What, apart from this bare chronology, can we know about Bernadette Soubirous? One thing is certain: she strove with all her might to fulfill the vocation announced to her by the Virgin at Massabielle-----to do penance, to pray and suffer for sinners. And she did suffer. The Mother Superior at Nevers testified, "It took her an hour to find a bearable position, during which her face changed and she became as if dead. Even when asleep, the faintest movement of her leg made her cry out. Such sharp cries that her companions in the dormitory could not sleep. She shrank to nothing." In fact, she had tuberculosis. Bernadette did not 'enjoy' suffering, though she spoke of it as 'my job'. And she once said, "I pray to St. Bernard, but I do not imitate him. St. Bernard liked suffering, but I avoid it if I can."

Apart from her physical pain, she bore much personal grief. Her mother died early, at forty-one. Her sister Toinette's first child, also named Bernadette, died in February of 1871, to be followed by her father a month later. In fact all five of Toinette's babies died and Bernadette wrote to her: "I like to imagine that dear little group praying in Heaven for us poor exiles on this miserable earth."

Bernadette suffered, too, from the interrogations of religious historians who tried to make her offer elaborate theological explanations for her visions. But she replied, "It is best for people to speak and write very simply. It is more moving to read the Passion than to have it explained."

In the last stages of her final illness, she requested to be left only with the crucifix sent to her by Pope Pius IX. When she became too weak to hold it, she had it fastened to her breast. After her death she was first beatified in 1925 and then canonized as St. Bernadette in 1933. Her Feast Day is February 18.

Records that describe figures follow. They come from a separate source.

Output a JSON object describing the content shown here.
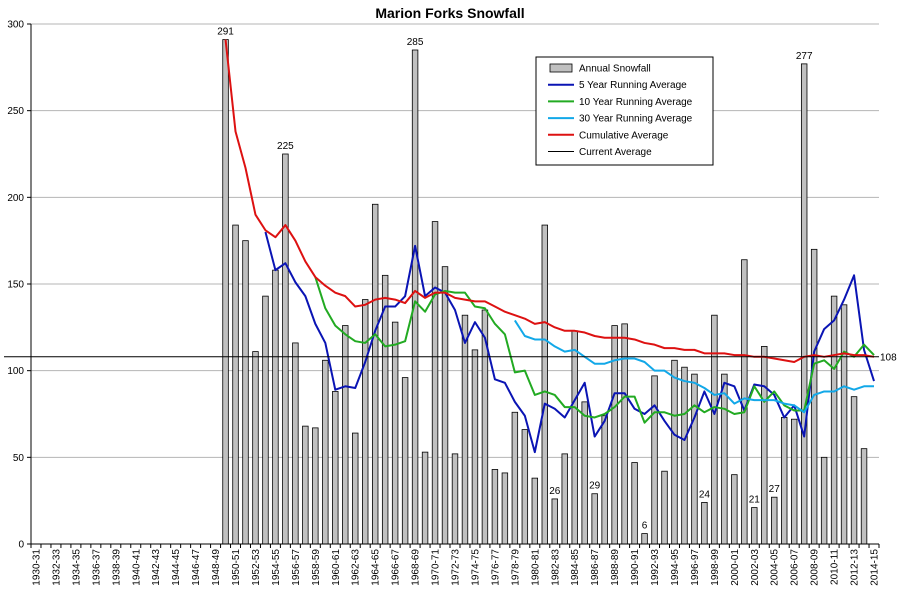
{
  "chart_data": {
    "type": "bar",
    "title": "Marion Forks Snowfall",
    "xlabel": "",
    "ylabel": "",
    "ylim": [
      0,
      300
    ],
    "yticks": [
      0,
      50,
      100,
      150,
      200,
      250,
      300
    ],
    "seasons": [
      "1930-31",
      "1931-32",
      "1932-33",
      "1933-34",
      "1934-35",
      "1935-36",
      "1936-37",
      "1937-38",
      "1938-39",
      "1939-40",
      "1940-41",
      "1941-42",
      "1942-43",
      "1943-44",
      "1944-45",
      "1945-46",
      "1946-47",
      "1947-48",
      "1948-49",
      "1949-50",
      "1950-51",
      "1951-52",
      "1952-53",
      "1953-54",
      "1954-55",
      "1955-56",
      "1956-57",
      "1957-58",
      "1958-59",
      "1959-60",
      "1960-61",
      "1961-62",
      "1962-63",
      "1963-64",
      "1964-65",
      "1965-66",
      "1966-67",
      "1967-68",
      "1968-69",
      "1969-70",
      "1970-71",
      "1971-72",
      "1972-73",
      "1973-74",
      "1974-75",
      "1975-76",
      "1976-77",
      "1977-78",
      "1978-79",
      "1979-80",
      "1980-81",
      "1981-82",
      "1982-83",
      "1983-84",
      "1984-85",
      "1985-86",
      "1986-87",
      "1987-88",
      "1988-89",
      "1989-90",
      "1990-91",
      "1991-92",
      "1992-93",
      "1993-94",
      "1994-95",
      "1995-96",
      "1996-97",
      "1997-98",
      "1998-99",
      "1999-00",
      "2000-01",
      "2001-02",
      "2002-03",
      "2003-04",
      "2004-05",
      "2005-06",
      "2006-07",
      "2007-08",
      "2008-09",
      "2009-10",
      "2010-11",
      "2011-12",
      "2012-13",
      "2013-14",
      "2014-15"
    ],
    "tick_labels": [
      "1930-31",
      "1932-33",
      "1934-35",
      "1936-37",
      "1938-39",
      "1940-41",
      "1942-43",
      "1944-45",
      "1946-47",
      "1948-49",
      "1950-51",
      "1952-53",
      "1954-55",
      "1956-57",
      "1958-59",
      "1960-61",
      "1962-63",
      "1964-65",
      "1966-67",
      "1968-69",
      "1970-71",
      "1972-73",
      "1974-75",
      "1976-77",
      "1978-79",
      "1980-81",
      "1982-83",
      "1984-85",
      "1986-87",
      "1988-89",
      "1990-91",
      "1992-93",
      "1994-95",
      "1996-97",
      "1998-99",
      "2000-01",
      "2002-03",
      "2004-05",
      "2006-07",
      "2008-09",
      "2010-11",
      "2012-13",
      "2014-15"
    ],
    "series": [
      {
        "name": "Annual Snowfall",
        "kind": "bar",
        "color": "#c0c0c0",
        "values": [
          null,
          null,
          null,
          null,
          null,
          null,
          null,
          null,
          null,
          null,
          null,
          null,
          null,
          null,
          null,
          null,
          null,
          null,
          null,
          291,
          184,
          175,
          111,
          143,
          158,
          225,
          116,
          68,
          67,
          106,
          88,
          126,
          64,
          141,
          196,
          155,
          128,
          96,
          285,
          53,
          186,
          160,
          52,
          132,
          112,
          135,
          43,
          41,
          76,
          66,
          38,
          184,
          26,
          52,
          123,
          82,
          29,
          74,
          126,
          127,
          47,
          6,
          97,
          42,
          106,
          102,
          98,
          24,
          132,
          98,
          40,
          164,
          21,
          114,
          27,
          73,
          72,
          277,
          170,
          50,
          143,
          138,
          85,
          55,
          null
        ]
      },
      {
        "name": "5 Year Running Average",
        "kind": "line",
        "color": "#0a14b4",
        "values": [
          null,
          null,
          null,
          null,
          null,
          null,
          null,
          null,
          null,
          null,
          null,
          null,
          null,
          null,
          null,
          null,
          null,
          null,
          null,
          null,
          null,
          null,
          null,
          180,
          158,
          162,
          151,
          143,
          127,
          116,
          89,
          91,
          90,
          105,
          123,
          137,
          137,
          143,
          172,
          143,
          148,
          145,
          135,
          116,
          128,
          119,
          95,
          93,
          82,
          74,
          53,
          81,
          78,
          73,
          83,
          93,
          62,
          71,
          87,
          87,
          78,
          75,
          80,
          71,
          63,
          60,
          73,
          88,
          75,
          93,
          91,
          77,
          92,
          91,
          86,
          73,
          80,
          62,
          111,
          124,
          129,
          141,
          155,
          112,
          94
        ]
      },
      {
        "name": "10 Year Running Average",
        "kind": "line",
        "color": "#22aa22",
        "values": [
          null,
          null,
          null,
          null,
          null,
          null,
          null,
          null,
          null,
          null,
          null,
          null,
          null,
          null,
          null,
          null,
          null,
          null,
          null,
          null,
          null,
          null,
          null,
          null,
          null,
          null,
          null,
          null,
          154,
          136,
          126,
          121,
          117,
          116,
          121,
          114,
          115,
          117,
          140,
          134,
          144,
          146,
          145,
          145,
          137,
          136,
          127,
          121,
          99,
          100,
          86,
          88,
          86,
          79,
          79,
          74,
          73,
          75,
          79,
          85,
          85,
          70,
          76,
          76,
          74,
          75,
          80,
          76,
          79,
          78,
          75,
          76,
          91,
          82,
          88,
          80,
          77,
          77,
          104,
          106,
          101,
          111,
          108,
          115,
          109
        ]
      },
      {
        "name": "30 Year Running Average",
        "kind": "line",
        "color": "#12a8e8",
        "values": [
          null,
          null,
          null,
          null,
          null,
          null,
          null,
          null,
          null,
          null,
          null,
          null,
          null,
          null,
          null,
          null,
          null,
          null,
          null,
          null,
          null,
          null,
          null,
          null,
          null,
          null,
          null,
          null,
          null,
          null,
          null,
          null,
          null,
          null,
          null,
          null,
          null,
          null,
          null,
          null,
          null,
          null,
          null,
          null,
          null,
          null,
          null,
          null,
          129,
          120,
          118,
          118,
          114,
          111,
          112,
          108,
          104,
          104,
          106,
          107,
          107,
          105,
          100,
          100,
          96,
          94,
          93,
          90,
          86,
          87,
          81,
          84,
          83,
          83,
          83,
          81,
          80,
          76,
          86,
          88,
          88,
          91,
          89,
          91,
          91
        ]
      },
      {
        "name": "Cumulative Average",
        "kind": "line",
        "color": "#dd1111",
        "values": [
          null,
          null,
          null,
          null,
          null,
          null,
          null,
          null,
          null,
          null,
          null,
          null,
          null,
          null,
          null,
          null,
          null,
          null,
          null,
          291,
          238,
          217,
          190,
          181,
          177,
          184,
          175,
          163,
          154,
          149,
          145,
          143,
          137,
          138,
          141,
          142,
          141,
          139,
          146,
          142,
          145,
          145,
          142,
          141,
          140,
          140,
          137,
          134,
          132,
          130,
          127,
          128,
          125,
          123,
          123,
          122,
          120,
          119,
          119,
          119,
          118,
          116,
          115,
          113,
          113,
          112,
          112,
          110,
          110,
          110,
          109,
          109,
          108,
          108,
          107,
          106,
          105,
          108,
          109,
          108,
          109,
          110,
          109,
          109,
          108
        ]
      }
    ],
    "current_average": {
      "name": "Current Average",
      "value": 108,
      "label": "108",
      "color": "#000000"
    },
    "annotations": [
      {
        "season": "1949-50",
        "label": "291"
      },
      {
        "season": "1955-56",
        "label": "225"
      },
      {
        "season": "1968-69",
        "label": "285"
      },
      {
        "season": "1982-83",
        "label": "26"
      },
      {
        "season": "1986-87",
        "label": "29"
      },
      {
        "season": "1991-92",
        "label": "6"
      },
      {
        "season": "1997-98",
        "label": "24"
      },
      {
        "season": "2002-03",
        "label": "21"
      },
      {
        "season": "2004-05",
        "label": "27"
      },
      {
        "season": "2007-08",
        "label": "277"
      }
    ],
    "legend": {
      "position": "top-right",
      "entries": [
        "Annual Snowfall",
        "5 Year Running Average",
        "10 Year Running Average",
        "30 Year Running Average",
        "Cumulative Average",
        "Current Average"
      ]
    },
    "grid": true
  }
}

Is there anything truer or more beautiful, anything more desperately needed in our own violent times, than the heartfelt desire to pray for the forgiveness and salvation of others as well as for ourselves, and to follow the intuitive, undefeated sense and hope in all of us that love and tenderness are the immaculate things in a sullied world? It is not out of place to describe this longing as a vision of the Mother of God.


Lourdes is justly regarded as the most important place of Catholic pilgrimage in the world after the Holy Land and Rome. It comprises four magnificent basilicas and the grotto marking the exact spot where Our Lady appeared to Bernadette.

It is an awe-inspiring and unforgettable experience for the pilgrim or visitor to join one of the torchlight processions which begin at the grotto and lead to Rosary Square where the sick are blessed in the name of the Holy Mother. Traditionally there are four gifts of Lourdes: the gift of miraculous water, the gift of healing, the gift of reconciliation, the gift of strength and friendship.

In 1866 the first Mass was offered at the grotto, and on the Feast of the Assumption in 1871 the newly built Church of the Immaculate Conception was blessed. The following year saw the first national pilgrimage, with flags and banners and a torchlight procession. In 1873 the Assumption Fathers organized a much larger pilgrimage and a year later the first visitors came from abroad, particularly from Belgium and the USA. The statue of Our Lady of Lourdes was crowned in 1876 and the second of four great basilicas-----the Church of the Rosary-----was opened in 1889. On March 25, 1958, the centenary of the apparitions, the Basilica of St. Pius X was consecrated.

There have been five thousand cures which have taken place. Sixty-five of these cures have been officially designated 'miraculous' by the Church. Wonderfully moving is the nightly procession of the Holy Rosary.

The Feast of Our Lady of Lourdes is February 11.